Mountain in California, United States

Kennedy Mountain is an 11,433 ft summit located in Fresno County, California, United States. It is situated in Kings Canyon National Park, on Monarch Divide which is west of the crest of the Sierra Nevada mountain range. Mount Harrington is four miles to the west along the divide, and Kennedy Pass less than a mile east. Kennedy Mountain ranks as the 569th-highest summit in California, and topographic relief is significant as the northeast aspect rises 2,000 ft above Kennedy Canyon in approximately one mile.
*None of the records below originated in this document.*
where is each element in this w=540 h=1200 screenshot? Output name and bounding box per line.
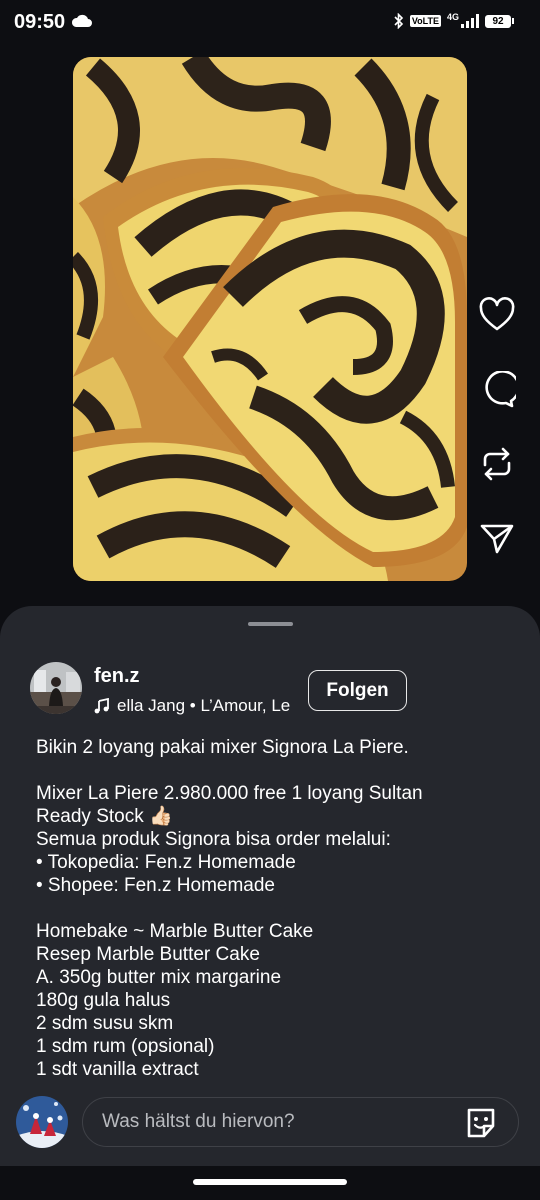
repost-icon [483, 447, 511, 481]
caption-line: Homebake ~ Marble Butter Cake [36, 921, 314, 942]
caption-line: Semua produk Signora bisa order melalui: [36, 829, 391, 850]
network-type: 4G [446, 12, 459, 22]
cloud-icon [71, 14, 92, 27]
status-bar: 09:50 VoLTE 4G 92 [0, 0, 540, 46]
avatar[interactable] [16, 1096, 68, 1148]
like-button[interactable] [476, 294, 518, 336]
comment-bar: Was hältst du hiervon? [0, 1080, 540, 1166]
username[interactable]: fen.z [94, 665, 140, 688]
caption-line: 180g gula halus [36, 990, 171, 1011]
caption-line: 2 sdm susu skm [36, 1013, 174, 1034]
comment-button[interactable] [476, 369, 518, 411]
navigation-bar [0, 1166, 540, 1200]
share-icon [480, 524, 514, 554]
caption-line: 1 sdt vanilla extract [36, 1059, 199, 1079]
music-note-icon [94, 698, 109, 714]
battery-icon: 92 [485, 14, 514, 28]
caption-line: A. 350g butter mix margarine [36, 967, 282, 988]
bluetooth-icon [394, 13, 403, 29]
caption-line: Ready Stock 👍🏻 [36, 806, 173, 827]
status-icons: VoLTE 4G 92 [394, 12, 514, 29]
avatar[interactable] [30, 662, 82, 714]
caption-line: Mixer La Piere 2.980.000 free 1 loyang S… [36, 783, 423, 804]
caption-line: • Tokopedia: Fen.z Homemade [36, 852, 296, 873]
comment-input[interactable]: Was hältst du hiervon? [82, 1097, 519, 1147]
status-time: 09:50 [14, 11, 66, 33]
music-title: ella Jang • L’Amour, Le [117, 696, 291, 715]
caption-text: Bikin 2 loyang pakai mixer Signora La Pi… [36, 736, 516, 1079]
post-image[interactable] [73, 57, 467, 581]
battery-level: 92 [492, 15, 504, 27]
comment-icon [485, 371, 516, 408]
caption-line [36, 897, 516, 920]
volte-badge: VoLTE [409, 15, 441, 27]
music-info[interactable]: ella Jang • L’Amour, Le [94, 696, 290, 716]
caption-line [36, 759, 516, 782]
follow-button[interactable]: Folgen [308, 670, 407, 711]
marble-cake-photo [73, 57, 467, 581]
comment-placeholder: Was hältst du hiervon? [102, 1111, 295, 1132]
caption-line: • Shopee: Fen.z Homemade [36, 875, 276, 896]
caption-line: Bikin 2 loyang pakai mixer Signora La Pi… [36, 737, 409, 758]
caption-line: 1 sdm rum (opsional) [36, 1036, 215, 1057]
caption-line: Resep Marble Butter Cake [36, 944, 260, 965]
own-profile-photo [16, 1096, 68, 1148]
home-indicator[interactable] [193, 1179, 347, 1185]
profile-photo [30, 662, 82, 714]
repost-button[interactable] [476, 443, 518, 485]
heart-icon [479, 297, 515, 331]
signal-icon [461, 14, 479, 28]
sticker-icon[interactable] [464, 1106, 498, 1140]
drag-handle[interactable] [248, 622, 293, 626]
share-button[interactable] [476, 518, 518, 560]
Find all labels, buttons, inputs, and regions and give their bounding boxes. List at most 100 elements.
The first ascent of the summit was made by a 1903 USGS survey party, and likely named for one of the agency's employees. Inclusion on the Sierra Peaks Section peakbagging list generates climbing interest. This landform's toponym has been officially adopted by the U.S. Board on Geographic Names.

==Climate==
According to the Köppen climate classification system, Kennedy Mountain is located in an alpine climate zone. Most weather fronts originate in the Pacific Ocean, and travel east toward the Sierra Nevada mountains. As fronts approach, they are forced upward by the peaks (orographic lift), causing them to drop their moisture in the form of rain or snowfall onto the range. Precipitation runoff from this mountain drains into tributaries of the Kings River.